5. I am the vine, and you are the branches. Those who remain in me, and I in them, will bear much fruit; for you can do nothing without me.
Gal. 5:22-23 [MKJV]. But the fruit of the Spirit is: love, joy, peace, long-suffering, kindness, goodness, faith, meekness, self-control; against such things there is no law.
Jas. 3:18 [GNB]. And goodness is the harvest that is produced from the seeds the peacemakers plant in peace.
Likeness to Jesus is the desired fruit of a Christian life. The fruit of the Spirit is the outgrowth of abiding in Christ.

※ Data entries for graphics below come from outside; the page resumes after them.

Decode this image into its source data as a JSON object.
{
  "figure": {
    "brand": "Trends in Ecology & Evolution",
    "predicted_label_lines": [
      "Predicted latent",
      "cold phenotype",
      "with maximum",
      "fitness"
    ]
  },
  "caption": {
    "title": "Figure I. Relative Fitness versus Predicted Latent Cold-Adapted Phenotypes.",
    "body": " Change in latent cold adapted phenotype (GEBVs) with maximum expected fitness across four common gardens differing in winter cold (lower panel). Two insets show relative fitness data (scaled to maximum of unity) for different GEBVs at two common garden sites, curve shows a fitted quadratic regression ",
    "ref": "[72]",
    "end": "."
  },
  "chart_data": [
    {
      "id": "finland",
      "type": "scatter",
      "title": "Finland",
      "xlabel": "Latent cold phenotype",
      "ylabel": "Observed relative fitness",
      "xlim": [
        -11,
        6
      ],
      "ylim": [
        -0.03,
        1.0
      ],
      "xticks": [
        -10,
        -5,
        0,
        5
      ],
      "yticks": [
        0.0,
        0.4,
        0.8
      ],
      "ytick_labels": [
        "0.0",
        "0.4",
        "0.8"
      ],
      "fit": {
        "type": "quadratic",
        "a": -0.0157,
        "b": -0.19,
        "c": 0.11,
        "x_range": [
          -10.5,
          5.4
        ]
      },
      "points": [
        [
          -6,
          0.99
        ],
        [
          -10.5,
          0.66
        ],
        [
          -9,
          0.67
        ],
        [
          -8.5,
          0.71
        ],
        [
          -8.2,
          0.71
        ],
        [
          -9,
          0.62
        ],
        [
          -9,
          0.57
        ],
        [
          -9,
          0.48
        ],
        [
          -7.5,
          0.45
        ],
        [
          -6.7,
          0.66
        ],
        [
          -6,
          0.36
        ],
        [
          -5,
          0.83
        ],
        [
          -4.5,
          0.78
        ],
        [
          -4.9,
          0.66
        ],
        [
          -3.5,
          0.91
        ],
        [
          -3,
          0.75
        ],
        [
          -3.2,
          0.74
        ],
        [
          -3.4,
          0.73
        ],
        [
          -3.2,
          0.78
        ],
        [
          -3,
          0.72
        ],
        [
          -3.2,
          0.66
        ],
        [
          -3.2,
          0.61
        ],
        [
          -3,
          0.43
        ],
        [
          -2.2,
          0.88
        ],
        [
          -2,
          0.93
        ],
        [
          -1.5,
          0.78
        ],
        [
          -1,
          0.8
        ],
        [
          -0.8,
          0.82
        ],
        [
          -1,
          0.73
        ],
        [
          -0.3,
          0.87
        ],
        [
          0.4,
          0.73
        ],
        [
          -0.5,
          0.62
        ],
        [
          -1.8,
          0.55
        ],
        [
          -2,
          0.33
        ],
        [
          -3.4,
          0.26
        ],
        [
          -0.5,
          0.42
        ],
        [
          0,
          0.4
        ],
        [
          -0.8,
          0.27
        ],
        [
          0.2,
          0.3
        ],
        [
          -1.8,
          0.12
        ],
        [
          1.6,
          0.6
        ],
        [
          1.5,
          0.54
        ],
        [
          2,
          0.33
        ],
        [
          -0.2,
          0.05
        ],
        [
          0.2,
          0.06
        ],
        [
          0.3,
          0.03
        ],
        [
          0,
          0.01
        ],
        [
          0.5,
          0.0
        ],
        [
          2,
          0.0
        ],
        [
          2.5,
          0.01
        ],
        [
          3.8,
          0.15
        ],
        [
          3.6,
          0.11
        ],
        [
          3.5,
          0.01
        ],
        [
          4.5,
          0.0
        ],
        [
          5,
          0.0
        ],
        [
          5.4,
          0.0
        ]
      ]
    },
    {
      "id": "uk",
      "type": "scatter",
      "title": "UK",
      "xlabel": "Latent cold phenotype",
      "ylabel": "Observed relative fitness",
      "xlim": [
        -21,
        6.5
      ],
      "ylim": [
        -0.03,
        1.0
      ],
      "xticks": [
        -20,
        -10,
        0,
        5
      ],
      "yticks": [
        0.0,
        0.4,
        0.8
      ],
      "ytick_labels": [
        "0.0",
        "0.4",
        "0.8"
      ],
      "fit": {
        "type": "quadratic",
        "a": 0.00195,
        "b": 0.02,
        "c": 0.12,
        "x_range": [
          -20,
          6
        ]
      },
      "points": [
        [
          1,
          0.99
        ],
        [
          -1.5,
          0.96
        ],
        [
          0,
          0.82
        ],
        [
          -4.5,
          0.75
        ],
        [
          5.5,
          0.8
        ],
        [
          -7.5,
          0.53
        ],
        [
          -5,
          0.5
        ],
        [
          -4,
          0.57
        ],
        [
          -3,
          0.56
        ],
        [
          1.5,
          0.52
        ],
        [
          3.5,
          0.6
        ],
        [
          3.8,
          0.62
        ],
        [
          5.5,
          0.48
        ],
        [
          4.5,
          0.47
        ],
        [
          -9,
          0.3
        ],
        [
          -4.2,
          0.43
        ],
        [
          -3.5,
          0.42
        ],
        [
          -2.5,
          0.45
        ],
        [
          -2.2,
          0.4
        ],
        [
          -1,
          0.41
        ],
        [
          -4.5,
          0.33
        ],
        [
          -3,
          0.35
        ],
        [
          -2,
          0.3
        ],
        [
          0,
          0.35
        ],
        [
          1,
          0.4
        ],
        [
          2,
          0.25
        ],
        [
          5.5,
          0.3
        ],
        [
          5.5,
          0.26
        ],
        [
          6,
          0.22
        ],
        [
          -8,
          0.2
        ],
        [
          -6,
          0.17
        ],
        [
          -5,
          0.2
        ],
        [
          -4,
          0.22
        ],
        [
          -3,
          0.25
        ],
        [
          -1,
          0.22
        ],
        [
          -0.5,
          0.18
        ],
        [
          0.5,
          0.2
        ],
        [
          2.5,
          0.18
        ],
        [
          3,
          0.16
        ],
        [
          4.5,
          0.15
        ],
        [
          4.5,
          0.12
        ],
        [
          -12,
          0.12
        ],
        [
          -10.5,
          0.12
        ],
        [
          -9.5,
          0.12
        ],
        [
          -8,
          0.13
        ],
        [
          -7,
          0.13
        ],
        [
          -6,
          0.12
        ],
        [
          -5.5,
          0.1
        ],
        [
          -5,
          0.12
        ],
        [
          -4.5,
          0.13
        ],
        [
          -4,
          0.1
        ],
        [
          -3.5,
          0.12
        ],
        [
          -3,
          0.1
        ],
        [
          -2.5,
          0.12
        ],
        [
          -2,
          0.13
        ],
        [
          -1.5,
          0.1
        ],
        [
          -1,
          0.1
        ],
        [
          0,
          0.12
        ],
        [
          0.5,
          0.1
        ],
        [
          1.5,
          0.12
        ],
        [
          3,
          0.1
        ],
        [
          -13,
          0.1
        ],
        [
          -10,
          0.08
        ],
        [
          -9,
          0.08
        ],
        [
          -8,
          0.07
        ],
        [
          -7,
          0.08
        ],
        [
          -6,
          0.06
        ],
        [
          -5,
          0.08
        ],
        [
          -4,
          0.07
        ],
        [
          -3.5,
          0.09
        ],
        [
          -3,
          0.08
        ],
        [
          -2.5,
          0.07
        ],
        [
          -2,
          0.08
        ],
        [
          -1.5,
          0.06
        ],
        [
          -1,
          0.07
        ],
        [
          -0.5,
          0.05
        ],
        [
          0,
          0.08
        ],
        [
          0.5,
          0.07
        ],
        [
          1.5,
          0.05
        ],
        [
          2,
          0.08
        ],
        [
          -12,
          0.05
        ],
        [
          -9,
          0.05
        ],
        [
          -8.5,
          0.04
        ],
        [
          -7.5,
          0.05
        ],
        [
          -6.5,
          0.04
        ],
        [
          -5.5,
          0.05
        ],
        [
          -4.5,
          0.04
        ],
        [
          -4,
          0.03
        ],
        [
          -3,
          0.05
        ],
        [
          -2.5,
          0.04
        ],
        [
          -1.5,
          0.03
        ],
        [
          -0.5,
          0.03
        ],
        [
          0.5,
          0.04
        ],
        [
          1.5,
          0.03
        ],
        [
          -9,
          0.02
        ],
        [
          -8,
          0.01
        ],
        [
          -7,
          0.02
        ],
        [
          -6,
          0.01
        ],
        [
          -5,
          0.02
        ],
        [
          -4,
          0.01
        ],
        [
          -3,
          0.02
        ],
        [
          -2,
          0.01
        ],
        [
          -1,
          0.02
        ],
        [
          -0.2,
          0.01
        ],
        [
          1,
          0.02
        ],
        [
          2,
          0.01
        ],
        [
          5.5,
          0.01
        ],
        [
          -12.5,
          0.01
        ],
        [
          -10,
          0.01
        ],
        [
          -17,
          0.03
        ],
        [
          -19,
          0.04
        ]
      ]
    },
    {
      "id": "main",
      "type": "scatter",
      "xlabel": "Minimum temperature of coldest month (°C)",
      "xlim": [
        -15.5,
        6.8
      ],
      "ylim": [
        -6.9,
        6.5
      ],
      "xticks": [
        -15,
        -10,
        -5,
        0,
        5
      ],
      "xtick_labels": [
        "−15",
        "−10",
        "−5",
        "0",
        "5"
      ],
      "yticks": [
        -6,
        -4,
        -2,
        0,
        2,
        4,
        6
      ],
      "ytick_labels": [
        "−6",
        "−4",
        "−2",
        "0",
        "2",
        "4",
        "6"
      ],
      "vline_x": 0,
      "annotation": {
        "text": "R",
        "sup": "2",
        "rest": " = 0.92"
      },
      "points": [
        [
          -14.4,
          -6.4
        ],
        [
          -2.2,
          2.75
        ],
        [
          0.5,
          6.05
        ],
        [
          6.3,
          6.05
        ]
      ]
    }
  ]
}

Paul described the life of Jesus in Gal. 5:22-34 when he identified the fruit of the Spirit. Jesus is love, joy, peace, patience, kindness, goodness, faithfulness, humility, and self-control. When the fruit of the Spirit is in the life of a believer, that believer will be like Jesus. This fruit is produced by Jesus (the “vine”) through believers (“branches”). In Phil. 1:11 (NEV) Paul said, “Your lives will be filled with the truly good qualities which Jesus Christ alone can produce, for the glory and praise of God.”
God generates outward fruit through the inward root. Any lasting fruit emerges from the overflow of divine life (Jn. 15:5).
∙ Sweet water cannot come from a bitter well.
∙ Words reflect the whispers of the heart.
∙ Diseased roots will not produce ripened fruit.